Başlangıçta, bir günde 300 senede yalamayacak değişikliklerin yapılacağını, ikinci devrede, 30 yılda yapılamayacak işlerin bir günde başarılacağını, belirterek şöyle der: “Üçüncü günü ve devresi bir senede yaptığı tebdiller on senede yapılamaz. Dördüncü günü ve devrede (bu da 80. yıla tekabül ediyor) adileşir, bir şey yapamaz. Yalnız vaziyeti muhafazaya çalışır” diyerek, o tarihten sonra, “kayıtsız şartsız milletindir” denilen egemenliğin, gerçek anlamda ve ‘vesayetsiz’ millete geçeceğini haber verir.
Seçkinci ve dayatmacı Kemalizm’in akıbeti hakkında verilmiş bu haberler çok ilginç.

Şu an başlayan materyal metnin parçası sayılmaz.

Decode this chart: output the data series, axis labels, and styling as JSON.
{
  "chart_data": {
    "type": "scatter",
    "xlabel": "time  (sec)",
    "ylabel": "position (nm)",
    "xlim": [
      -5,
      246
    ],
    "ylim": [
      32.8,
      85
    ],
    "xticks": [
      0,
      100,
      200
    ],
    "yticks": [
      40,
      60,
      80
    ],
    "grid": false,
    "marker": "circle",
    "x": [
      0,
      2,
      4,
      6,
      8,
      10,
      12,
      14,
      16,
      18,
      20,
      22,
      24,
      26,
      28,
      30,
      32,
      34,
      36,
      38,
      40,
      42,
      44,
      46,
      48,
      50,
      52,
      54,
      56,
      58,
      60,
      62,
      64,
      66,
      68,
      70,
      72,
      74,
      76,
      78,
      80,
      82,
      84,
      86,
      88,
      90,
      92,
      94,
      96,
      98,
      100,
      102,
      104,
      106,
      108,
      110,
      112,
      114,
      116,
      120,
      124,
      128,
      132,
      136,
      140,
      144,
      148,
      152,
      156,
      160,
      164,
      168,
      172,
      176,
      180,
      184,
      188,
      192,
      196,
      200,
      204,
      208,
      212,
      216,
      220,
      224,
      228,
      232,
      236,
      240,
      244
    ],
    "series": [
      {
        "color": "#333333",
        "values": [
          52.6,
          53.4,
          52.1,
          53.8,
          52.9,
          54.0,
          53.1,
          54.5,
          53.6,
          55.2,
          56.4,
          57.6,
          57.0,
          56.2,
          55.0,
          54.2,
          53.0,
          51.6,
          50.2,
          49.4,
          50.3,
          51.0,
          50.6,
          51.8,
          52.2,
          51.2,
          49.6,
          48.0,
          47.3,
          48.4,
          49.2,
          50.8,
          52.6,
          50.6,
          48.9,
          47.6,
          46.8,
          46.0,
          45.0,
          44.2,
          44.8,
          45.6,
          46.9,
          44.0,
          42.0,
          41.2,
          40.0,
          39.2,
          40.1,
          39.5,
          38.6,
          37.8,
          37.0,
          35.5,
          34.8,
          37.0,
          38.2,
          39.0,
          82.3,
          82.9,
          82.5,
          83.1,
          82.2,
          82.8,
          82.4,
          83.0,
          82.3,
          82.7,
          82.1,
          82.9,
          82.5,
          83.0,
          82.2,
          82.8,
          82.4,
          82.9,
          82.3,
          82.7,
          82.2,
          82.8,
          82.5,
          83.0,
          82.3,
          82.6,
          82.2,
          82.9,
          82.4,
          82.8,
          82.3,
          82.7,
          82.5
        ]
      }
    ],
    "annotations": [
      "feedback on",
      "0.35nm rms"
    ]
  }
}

Askerlerimiz şu sıralarda bir takım asimetrik harekâtlardan, harplerden söz ediyorlar ama çok yakın bir gelecekte bu kavgaları milletin lehine sonuçlanacağını –şimdilik- bilmiyorlar belli ki. Veya bildikleri için tedbiri bile elden bırakıp nerede ise bir muhalefet partisi gibi iktidarla didişiyorlar.
Bir kısım TSK mensuplarının iktidara ve onun destekleyen yüzde 50 nüfusa hain muamelesi yapmalarının arkasındaki psikoloji bu! Bugün yaşanmakta olanlar da bunun şiddetli sancıları...
Asimetrik mi simetrik mi olduğu pek de önemli olmayan bu mücadeleyi hiç şüpheniz olmasın millet kazanacak! Millet hiçbir vesayet tanımadan, kendi egemenliğini kendisi adına kullanacak olanları iktidar yapacak ve onları yine kendi iradesiyle indirecektir. Kahraman ordusu da eskiden olduğu gibi onun imanının, iz’anının ve kızıl elma’sının tahakkuku uğruna mücadele ederek kıyamete kadar yaşayacaktır inşallah!
Hiç canınızı sıkmayın. Hadiseler tam da olması gerektiği şekilde cereyan ediyor. Sevgili dostum Mustafa Şen’in ifadesiyle “Var kendini gerçekleştiriyor ve böyle gerçekleştiriyor!”